Building runnable jar

  • Provide correct CosmosDB Account/DB details. Update client-common/src/main/resources/reference.conf
  • Configure the benchmark runner. Update benchmark/src/main/resources/reference.conf. Description of the config block follows
     jmh {
       params {
         jvmArgs = "-Xmx8G"
         jmhArgs = "-f1  -i 1 -r 1 -w 1 -wi 1 -t 1 -rf json" // see https://github.com/guozheng/jmh-tutorial/blob/master/README.md#jmh-command-line-options
         // -f 1    -> How many forks? Each fork is an independent benchmark on a separate JVM. Results are aggregated to provide mean and std-dev(error)
         // -i 1    -> Iterations share the same JVM. Results from each iteration are aggregated to provide mean and std-dev(error)
         // -r 1    -> How long does each iteration last? (default seconds).
         // -wi 1   -> How many warm-up iterations? These don't count towards the measurement.
         // -w 1    -> How long does each warm-up iteration last?
         // -t 1    -> How many concurrent threads to use for load generation? This is ignored, value from runList below is used instead.
         // -to 600 -> Timeout (seconds) for each iteration 
         resultsPath = "/tmp/"                              // The detailed results file for each run goes here
         summaryCsvFile = "/tmp/benchmark-results.csv"      // A simple consolidated summary of all the runs go here
       }
       runList = [                                          // Specify n number of benchmark runs
         {
           name = "lookup-single-sync"                      // Name for this run
           regex = "ReadBenchmark.lookupRoutingSingle"      // Regex to use to pickup benchmark methods
           threads = [1]//[1,50,100, 125]                   // Number of threads to use for benchmark. We do a separate benchmark for each thread in the array.
           clientType = "sync"                              // Specify whether to use cosmos sync or async SDK.
         },
         {
           name = "lookup-single-async"
           regex = "ReadBenchmark.lookupRoutingSingle"
           threads = [1]//[1,50,100,125,250]//[1,10,50,100,500,750,1000]
           clientType = "async"
         }
       ]
     }
   }
  • To build runnable jar run ./gradlew shadowJar -PcosmosAsyncVersion=2.4.3
  • Copy to target machine scp benchmark/build/libs/benchmark-1.2-cosmos-2.4.3-SNAPSHOT-shadow.jar arsriram@52.184.191.216:~/
  • Modify config after building shadow jar (optional)
    • You can modify the reference.conf file inside the runnable jar to configure DB account, DB name, MasterKey
    • vim benchmark-1.2-cosmos-2.4.3-SNAPSHOT-shadow.jar
    • Hit enter on reference.conf to enter file
    • Look for the following block and modify as needed. :wq to save file and :q! to exit Vim zip browser.

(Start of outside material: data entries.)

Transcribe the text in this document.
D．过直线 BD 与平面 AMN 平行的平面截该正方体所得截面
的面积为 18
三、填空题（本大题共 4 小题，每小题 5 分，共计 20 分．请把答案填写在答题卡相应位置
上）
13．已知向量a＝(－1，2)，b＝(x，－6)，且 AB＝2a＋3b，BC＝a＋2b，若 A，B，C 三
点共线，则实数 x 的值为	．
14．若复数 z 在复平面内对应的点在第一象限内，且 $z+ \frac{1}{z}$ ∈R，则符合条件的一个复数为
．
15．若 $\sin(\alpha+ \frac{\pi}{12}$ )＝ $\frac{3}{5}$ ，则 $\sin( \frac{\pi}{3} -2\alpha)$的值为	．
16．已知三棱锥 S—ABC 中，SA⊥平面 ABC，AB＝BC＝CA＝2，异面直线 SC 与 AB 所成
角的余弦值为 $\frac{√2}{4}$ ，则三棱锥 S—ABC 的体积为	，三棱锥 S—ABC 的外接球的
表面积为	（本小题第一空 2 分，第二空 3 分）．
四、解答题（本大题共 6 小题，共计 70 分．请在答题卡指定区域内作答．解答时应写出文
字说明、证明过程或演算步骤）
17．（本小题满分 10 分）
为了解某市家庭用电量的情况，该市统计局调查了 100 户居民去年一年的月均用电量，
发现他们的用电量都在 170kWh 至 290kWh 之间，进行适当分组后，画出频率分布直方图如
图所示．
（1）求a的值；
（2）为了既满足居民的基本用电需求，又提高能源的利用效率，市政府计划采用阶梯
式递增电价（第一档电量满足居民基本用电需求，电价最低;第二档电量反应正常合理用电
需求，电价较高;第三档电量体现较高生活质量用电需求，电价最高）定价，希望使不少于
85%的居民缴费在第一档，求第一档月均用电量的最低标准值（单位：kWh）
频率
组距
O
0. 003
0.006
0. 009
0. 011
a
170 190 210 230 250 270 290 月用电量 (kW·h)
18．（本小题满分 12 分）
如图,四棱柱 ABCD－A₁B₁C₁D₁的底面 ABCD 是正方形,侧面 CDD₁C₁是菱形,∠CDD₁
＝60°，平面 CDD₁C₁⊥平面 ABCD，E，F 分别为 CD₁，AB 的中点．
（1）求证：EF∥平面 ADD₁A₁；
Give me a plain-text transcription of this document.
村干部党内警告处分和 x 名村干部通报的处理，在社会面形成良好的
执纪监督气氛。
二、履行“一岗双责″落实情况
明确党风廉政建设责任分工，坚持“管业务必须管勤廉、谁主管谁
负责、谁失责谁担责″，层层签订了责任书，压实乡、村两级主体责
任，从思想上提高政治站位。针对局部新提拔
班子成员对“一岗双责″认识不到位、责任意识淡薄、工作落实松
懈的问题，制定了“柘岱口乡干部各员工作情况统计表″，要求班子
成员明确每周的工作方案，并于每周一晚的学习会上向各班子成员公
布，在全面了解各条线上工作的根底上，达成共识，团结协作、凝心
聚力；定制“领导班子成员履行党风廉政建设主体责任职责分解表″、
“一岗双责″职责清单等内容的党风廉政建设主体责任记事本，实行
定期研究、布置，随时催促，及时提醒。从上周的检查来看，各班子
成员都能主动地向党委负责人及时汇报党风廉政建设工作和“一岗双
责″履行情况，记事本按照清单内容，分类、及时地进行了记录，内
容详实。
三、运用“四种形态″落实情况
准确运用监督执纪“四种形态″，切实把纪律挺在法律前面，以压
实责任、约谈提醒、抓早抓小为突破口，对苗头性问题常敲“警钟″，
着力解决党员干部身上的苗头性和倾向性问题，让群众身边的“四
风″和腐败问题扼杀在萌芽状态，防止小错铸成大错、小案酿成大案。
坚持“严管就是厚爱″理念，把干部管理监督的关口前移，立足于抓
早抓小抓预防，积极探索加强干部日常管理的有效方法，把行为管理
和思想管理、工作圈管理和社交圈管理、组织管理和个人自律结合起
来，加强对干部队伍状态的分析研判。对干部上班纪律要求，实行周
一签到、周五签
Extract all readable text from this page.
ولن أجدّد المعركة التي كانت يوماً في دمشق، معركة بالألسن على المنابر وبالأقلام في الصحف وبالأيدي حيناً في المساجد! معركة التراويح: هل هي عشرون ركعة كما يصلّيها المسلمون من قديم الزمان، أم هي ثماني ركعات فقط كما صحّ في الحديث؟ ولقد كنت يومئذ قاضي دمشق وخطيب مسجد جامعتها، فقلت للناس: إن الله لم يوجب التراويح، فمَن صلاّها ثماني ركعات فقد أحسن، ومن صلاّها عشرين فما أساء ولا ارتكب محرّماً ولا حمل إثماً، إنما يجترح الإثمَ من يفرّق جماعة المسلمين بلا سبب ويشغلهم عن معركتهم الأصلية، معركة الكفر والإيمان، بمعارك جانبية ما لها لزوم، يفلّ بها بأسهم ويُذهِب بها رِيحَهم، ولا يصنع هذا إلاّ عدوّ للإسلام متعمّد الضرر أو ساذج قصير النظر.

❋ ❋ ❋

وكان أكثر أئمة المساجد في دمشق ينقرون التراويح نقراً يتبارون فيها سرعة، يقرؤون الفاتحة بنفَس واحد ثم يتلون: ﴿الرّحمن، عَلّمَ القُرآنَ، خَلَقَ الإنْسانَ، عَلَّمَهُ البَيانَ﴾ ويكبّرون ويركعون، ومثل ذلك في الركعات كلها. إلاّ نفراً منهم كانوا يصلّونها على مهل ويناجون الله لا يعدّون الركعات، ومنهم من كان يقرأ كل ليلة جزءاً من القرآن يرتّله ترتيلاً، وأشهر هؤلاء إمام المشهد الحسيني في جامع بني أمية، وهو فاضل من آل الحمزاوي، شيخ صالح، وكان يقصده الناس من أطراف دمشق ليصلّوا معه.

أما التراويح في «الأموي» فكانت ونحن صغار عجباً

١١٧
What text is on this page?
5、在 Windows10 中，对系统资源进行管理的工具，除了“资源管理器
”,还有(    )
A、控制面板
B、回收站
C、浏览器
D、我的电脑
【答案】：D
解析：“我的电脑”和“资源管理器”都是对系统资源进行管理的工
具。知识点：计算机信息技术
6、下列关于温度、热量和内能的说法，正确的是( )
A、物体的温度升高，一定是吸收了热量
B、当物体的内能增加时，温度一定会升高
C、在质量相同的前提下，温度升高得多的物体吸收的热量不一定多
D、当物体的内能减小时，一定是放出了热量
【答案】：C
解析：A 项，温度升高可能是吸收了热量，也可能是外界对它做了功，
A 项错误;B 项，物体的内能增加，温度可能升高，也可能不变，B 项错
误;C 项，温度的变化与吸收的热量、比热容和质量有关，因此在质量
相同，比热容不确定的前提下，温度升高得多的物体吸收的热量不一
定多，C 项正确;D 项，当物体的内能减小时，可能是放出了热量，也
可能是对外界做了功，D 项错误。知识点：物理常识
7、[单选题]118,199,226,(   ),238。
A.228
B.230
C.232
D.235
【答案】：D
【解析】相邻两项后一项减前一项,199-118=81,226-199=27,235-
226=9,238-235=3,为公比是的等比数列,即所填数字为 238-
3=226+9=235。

Generate test collection and data

java -cp benchmark/build/libs/benchmark-1.2-cosmos-2.4.3-SNAPSHOT-shadow.jar com.adobe.platform.core.identity.services.datagenerator.main.DataGenUtil

Run benchmarks

java -cp benchmark/build/libs/benchmark-1.2-cosmos-2.4.3-SNAPSHOT-shadow.jar com.adobe.platform.core.identity.services.cosmosdb.client.benchmark.suite.BenchmarkSuiteRunner | tee benchmark.out
Note that the SuiteRunner runs in it's own separate JVM, the purpose of the SuiteRunner is the following

  1. Execute all the benchmarks as per the spec in benchmark/src/main/resources/reference.conf
  2. Spawn a JVM for each benchmark run (one-at-a-time) in #1 and aggregate the results into a single CSV file.

Debug in IDE

  • Run this main method com.adobe.platform.core.identity.services.cosmosdb.client.benchmark.jmh.ReadBenchmark.main
  • This will simply exercise readDocument(..)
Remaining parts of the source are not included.